D'Artagnan was introduced into the _salon_, and had not long to remain in
expectation: a well-remembered step shook the floor of the adjoining
room, a door opened, or rather flew open, and Porthos appeared and threw
himself into his friend's arms with a sort of embarrassment which did not
ill become him.  "You here?" he exclaimed.

"And you?" replied D'Artagnan.  "Ah, you sly fellow!"

"Yes," said Porthos, with a somewhat embarrassed smile; "yes, you see I
am staying in M. Fouquet's house, at which you are not a little
surprised, I suppose?"

"Not at all; why should you not be one of M. Fouquet's friends?  M.
Fouquet has a very large number, particularly among clever men."

Porthos had the modesty not to take the compliment to himself.
"Besides," he added, "you saw me at Belle-Isle."

"A greater reason for my believing you to be one of M. Fouquet's friends."

"The fact is, I am acquainted with him," said Porthos, with a certain
embarrassment of manner.

"Ah, friend Porthos," said D'Artagnan, "how treacherously you have
behaved towards me."

"In what way?" exclaimed Porthos.

"What! you complete so admirable a work as the fortifications of Belle-
Isle, and you did not tell me of it!"  Porthos colored.  "Nay, more than
that," continued D'Artagnan, "you saw me out yonder, you know I am in the
king's service, and yet you could not guess that the king, jealously
desirous of learning the name of the man whose abilities had wrought a
work of which he heard the most wonderful accounts, - you could not
guess, I say, that the king sent me to learn who this man was?"

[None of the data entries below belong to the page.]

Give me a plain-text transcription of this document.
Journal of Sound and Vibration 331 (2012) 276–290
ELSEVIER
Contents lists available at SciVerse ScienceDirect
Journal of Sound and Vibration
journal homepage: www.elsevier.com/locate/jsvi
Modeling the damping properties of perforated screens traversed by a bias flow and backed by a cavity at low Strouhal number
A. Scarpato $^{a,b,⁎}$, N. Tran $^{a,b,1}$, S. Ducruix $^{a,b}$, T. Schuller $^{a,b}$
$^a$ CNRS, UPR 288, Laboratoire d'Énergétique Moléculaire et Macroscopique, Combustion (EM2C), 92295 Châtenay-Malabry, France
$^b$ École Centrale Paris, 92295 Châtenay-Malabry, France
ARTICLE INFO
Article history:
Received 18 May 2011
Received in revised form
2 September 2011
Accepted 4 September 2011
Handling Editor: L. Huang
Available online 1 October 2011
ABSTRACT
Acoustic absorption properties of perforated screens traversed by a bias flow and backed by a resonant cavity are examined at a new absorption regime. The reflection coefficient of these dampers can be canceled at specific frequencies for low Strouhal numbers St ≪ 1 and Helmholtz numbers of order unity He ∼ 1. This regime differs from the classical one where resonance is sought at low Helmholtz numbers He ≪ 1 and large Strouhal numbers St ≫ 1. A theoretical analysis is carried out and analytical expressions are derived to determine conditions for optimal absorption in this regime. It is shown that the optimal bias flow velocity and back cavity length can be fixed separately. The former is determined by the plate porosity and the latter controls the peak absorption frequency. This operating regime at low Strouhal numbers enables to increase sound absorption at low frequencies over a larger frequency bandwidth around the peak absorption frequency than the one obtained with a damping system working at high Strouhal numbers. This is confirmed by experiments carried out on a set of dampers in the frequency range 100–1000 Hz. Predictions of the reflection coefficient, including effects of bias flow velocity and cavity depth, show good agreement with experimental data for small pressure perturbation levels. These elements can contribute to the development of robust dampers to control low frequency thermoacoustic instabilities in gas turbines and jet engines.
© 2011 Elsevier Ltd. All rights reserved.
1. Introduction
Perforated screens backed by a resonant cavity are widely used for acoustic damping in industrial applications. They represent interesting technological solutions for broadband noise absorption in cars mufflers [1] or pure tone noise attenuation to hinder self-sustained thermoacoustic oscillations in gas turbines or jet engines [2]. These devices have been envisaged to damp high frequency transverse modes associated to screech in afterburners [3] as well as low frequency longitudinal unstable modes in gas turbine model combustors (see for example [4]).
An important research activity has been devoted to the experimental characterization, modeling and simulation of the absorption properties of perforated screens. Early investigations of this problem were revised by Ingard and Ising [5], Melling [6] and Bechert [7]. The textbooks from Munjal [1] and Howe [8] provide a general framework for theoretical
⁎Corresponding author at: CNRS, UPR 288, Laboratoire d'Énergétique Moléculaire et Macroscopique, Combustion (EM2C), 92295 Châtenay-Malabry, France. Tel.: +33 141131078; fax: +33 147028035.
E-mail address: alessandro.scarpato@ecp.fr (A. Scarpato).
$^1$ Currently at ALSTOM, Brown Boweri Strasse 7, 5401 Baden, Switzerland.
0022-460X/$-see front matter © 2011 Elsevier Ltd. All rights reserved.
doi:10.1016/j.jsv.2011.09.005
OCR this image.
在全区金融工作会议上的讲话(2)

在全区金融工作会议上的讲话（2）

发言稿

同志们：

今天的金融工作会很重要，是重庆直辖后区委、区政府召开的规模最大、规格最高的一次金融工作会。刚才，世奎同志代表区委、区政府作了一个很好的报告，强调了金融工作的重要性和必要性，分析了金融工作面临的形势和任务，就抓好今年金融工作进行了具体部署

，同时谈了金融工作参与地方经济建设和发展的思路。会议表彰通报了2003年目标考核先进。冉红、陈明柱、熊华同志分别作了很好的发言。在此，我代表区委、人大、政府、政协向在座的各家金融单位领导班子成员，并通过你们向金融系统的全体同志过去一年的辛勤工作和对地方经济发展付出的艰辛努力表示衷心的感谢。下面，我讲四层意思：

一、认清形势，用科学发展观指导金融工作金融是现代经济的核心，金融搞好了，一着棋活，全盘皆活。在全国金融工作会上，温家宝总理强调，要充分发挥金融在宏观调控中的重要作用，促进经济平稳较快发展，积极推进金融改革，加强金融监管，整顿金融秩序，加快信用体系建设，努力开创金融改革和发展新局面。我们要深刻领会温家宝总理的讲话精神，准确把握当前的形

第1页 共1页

"What! the king sent you to learn - "

"Of course; but don't let us speak of that any more."

"Not speak of it!" said Porthos; "on the contrary, we will speak of it;
and so the king knew that we were fortifying Belle-Isle?"

"Of course; does not the king know everything?"

"But he did not know who was fortifying it?"

"No, he only suspected, from what he had been told of the nature of the
works, that it was some celebrated soldier or another."

"The devil!" said Porthos, "if I had only known that!"

"You would not have run away from Vannes as you did, perhaps?"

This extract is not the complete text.